Rick was the Frenchman with a slingin’ slang. I hung out with him a few times. He was on Jane’s side. The order also had its subgroups as I further discovered the tighter I became within and without. There was a leader and there was The leader and in both cases it was Ron. You had to choose who you would follow and confound favoritism. Jane was kept away from every one. She strutted with a distinctive upright posture. That’s what Phil imitated. She used to be a manager at MacDonald’s. Her performance seemed perfunctory. She had no real zeal for the job and eyes only for the task at hand, throughout the whole shift. She was so distant. Not so outside of work. She held our last party together. The only time she had ever gone crewing after hours it seems.

Mass breathed in through his nose, eyes widening and say “Yeah!” and then smile. He was smart and he lived at home and had a girlfriend. He was a momma’s boy Italian. Sheldon, at the time I joined had a cast on his arm. He was training CS-4 and looked it. He had a stern look on his face and when he moved he did it with purpose. I liked Sheldon, hard to talk to, that first face though.

Bud was the shop steward for the union. He was in his fifties with a goodly sized hanging gut and creaky knees. He wanted to finish out in the tape library. They had day hours. The only crew that did.

I asked him jokingly, “I pay dues but I don’t get a say nor can I participate in action. What’s up with that?”

“Yoou’re on t-term.” He would stutter. His farts stank too and he always got me in the tower cubby drops when we delivered in the wee hours of the morning.

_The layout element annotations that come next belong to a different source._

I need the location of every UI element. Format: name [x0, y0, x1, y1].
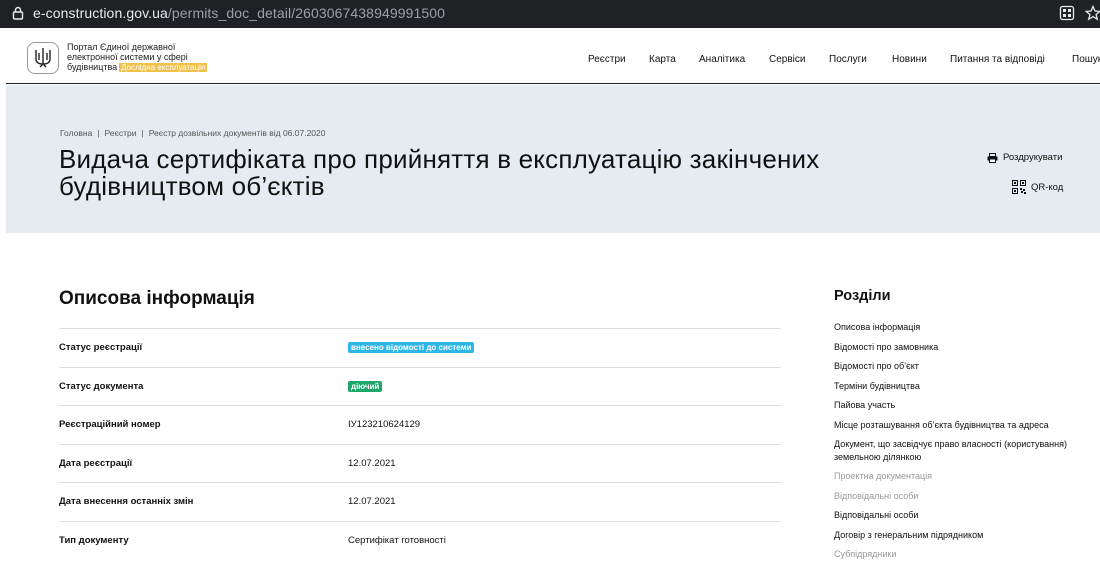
section-link-disabled: Проектна документація	[834, 471, 933, 481]
status-badge: внесено відомості до системи	[348, 342, 475, 353]
qr-code-button[interactable]: QR-код	[1012, 180, 1063, 194]
breadcrumb-current[interactable]: Реєстр дозвільних документів від 06.07.2…	[149, 128, 326, 138]
document-hero: Головна | Реєстри | Реєстр дозвільних докуме…	[6, 85, 1100, 233]
table-row: Статус документа діючий	[59, 366, 781, 406]
nav-analytics[interactable]: Аналітика	[699, 54, 745, 65]
nav-search[interactable]: Пошук	[1072, 54, 1100, 65]
page-title: Видача сертифіката про прийняття в експл…	[59, 144, 820, 201]
nav-registries[interactable]: Реєстри	[588, 54, 626, 65]
info-table: Статус реєстрації внесено відомості до с…	[59, 328, 781, 559]
row-label: Дата внесення останніх змін	[59, 496, 194, 507]
row-label: Дата реєстрації	[59, 457, 133, 469]
site-header: Портал Єдиної державної електронної сист…	[6, 28, 1100, 84]
qr-code-label: QR-код	[1031, 181, 1064, 193]
section-title: Описова інформація	[59, 288, 255, 309]
table-row: Дата реєстрації 12.07.2021	[59, 443, 781, 483]
row-value: 12.07.2021	[348, 457, 396, 469]
row-label: Реєстраційний номер	[59, 419, 161, 430]
row-label: Статус документа	[59, 380, 144, 392]
qr-code-icon	[1012, 180, 1026, 194]
beta-badge: Дослідна експлуатація	[119, 63, 208, 72]
nav-map[interactable]: Карта	[649, 54, 676, 65]
table-row: Реєстраційний номер ІУ123210624129	[59, 405, 781, 444]
status-badge: діючий	[348, 380, 383, 392]
breadcrumb-registries[interactable]: Реєстри	[105, 128, 137, 138]
url-text[interactable]: e-construction.gov.ua/permits_doc_detail…	[33, 5, 445, 21]
nav-offerings[interactable]: Послуги	[829, 54, 867, 65]
print-label: Роздрукувати	[1003, 152, 1063, 163]
row-value: діючий	[348, 380, 383, 392]
qr-scan-icon[interactable]	[1059, 5, 1075, 21]
portal-title[interactable]: Портал Єдиної державної електронної сист…	[67, 42, 227, 72]
print-button[interactable]: Роздрукувати	[987, 152, 1062, 163]
row-label: Тип документу	[59, 534, 129, 546]
url-path: /permits_doc_detail/2603067438949991500	[167, 5, 446, 21]
printer-icon	[987, 152, 998, 163]
sections-title: Розділи	[834, 288, 891, 304]
lock-icon	[12, 6, 24, 20]
sections-nav: Описова інформація Відомості про замовни…	[834, 321, 1084, 568]
browser-address-bar[interactable]: e-construction.gov.ua/permits_doc_detail…	[0, 0, 1100, 28]
breadcrumb-separator: |	[141, 128, 144, 138]
row-value: Сертифікат готовності	[348, 534, 446, 546]
nav-services[interactable]: Сервіси	[769, 54, 805, 65]
row-value: внесено відомості до системи	[348, 342, 475, 353]
bookmark-star-icon[interactable]	[1085, 5, 1100, 21]
section-link[interactable]: Описова інформація	[834, 321, 1084, 334]
trident-logo-icon[interactable]	[27, 42, 59, 74]
table-row: Тип документу Сертифікат готовності	[59, 520, 781, 560]
row-value: ІУ123210624129	[348, 419, 421, 430]
section-link[interactable]: Місце розташування об’єкта будівництва т…	[834, 419, 1084, 432]
breadcrumb: Головна | Реєстри | Реєстр дозвільних докуме…	[60, 128, 326, 138]
table-row: Дата внесення останніх змін 12.07.2021	[59, 482, 781, 521]
section-link[interactable]: Документ, що засвідчує право власності (…	[834, 438, 1084, 463]
table-row: Статус реєстрації внесено відомості до с…	[59, 328, 781, 367]
section-link-disabled: Субпідрядники	[834, 549, 897, 559]
section-link[interactable]: Відомості про об’єкт	[834, 360, 1084, 373]
nav-news[interactable]: Новини	[892, 54, 927, 65]
row-label: Статус реєстрації	[59, 342, 143, 353]
breadcrumb-separator: |	[97, 128, 100, 138]
url-domain: e-construction.gov.ua	[33, 5, 168, 21]
section-link[interactable]: Договір з генеральним підрядником	[834, 529, 1084, 542]
section-link[interactable]: Терміни будівництва	[834, 380, 1084, 393]
row-value: 12.07.2021	[348, 496, 396, 507]
nav-faq[interactable]: Питання та відповіді	[950, 54, 1045, 65]
section-link-disabled: Відповідальні особи	[834, 490, 919, 501]
section-link[interactable]: Відповідальні особи	[834, 509, 1084, 522]
section-link[interactable]: Пайова участь	[834, 399, 1084, 412]
breadcrumb-home[interactable]: Головна	[60, 128, 92, 138]
section-link[interactable]: Відомості про замовника	[834, 341, 1084, 354]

All of us CS-1s stayed on term for the duration of the Census work. We all hoped for a permanent position. We felt confident based on the last number of hires that the next lot could include a few of us. Us newbies, four month terms at a time for who knows how long and in the meantime, there’s a society here that is a world unto itself and I’m in it. Whether we’re in the machine room or later, at home, alone, trying to block the daylights out of our night there was a sense of belonging to a private domain, an exclusive club.

Connie wore nothing but skin tight leotards from stem to stern. Even if it didn’t happen, she was forever picking them out of her crotch and ass. We got along great. Silvain was the other Frenchmen and he and I talked about PCs all the time at the fetch console. We were split up to be trained up to at least CS-3 and I recall doing a CS-4 duty once. Val was quiet always. She had been a translator within the government. Came from Europe, lived with her brother. There were other CS-1s and several more that came and went.

Gord was one of the first on and first out. He wore a pair of ripped track pants that let his junk hang out when he turned left. He completed his exit with a handstand on 3480. I missed that but I was in perfect position to describe what happened to stop everyone in their tracks that memorable moment.

Everyone except Ron, his stride was long and quick.

I looked at around at the CS-3s at the mount consoles. Their pale, blank faces looking away from their dumb monitors towards the main console.

The first task we were given was to monitor the icon. We had no idea what that was, us newbies. Could I have looked towards the main console? It probably didn’t take long but it did take longer than it should have. There was a cross-over period of four minutes between shifts to exchange any relevant operational situations with the replacement shift. They would basically come in and take charge before their shift started. We did the same. No easing into it, take command as soon as you step onto the floor.

Everyone kept watch on the clock waiting for it to tick the twenty-ninth minute. All our shifts started on the half-hour, 7:30, 3:30 and 11:30 and ended a minute earlier than that and officially marked by the Ikon digital clock on the wall above the fetch console, in the office and in the print shop.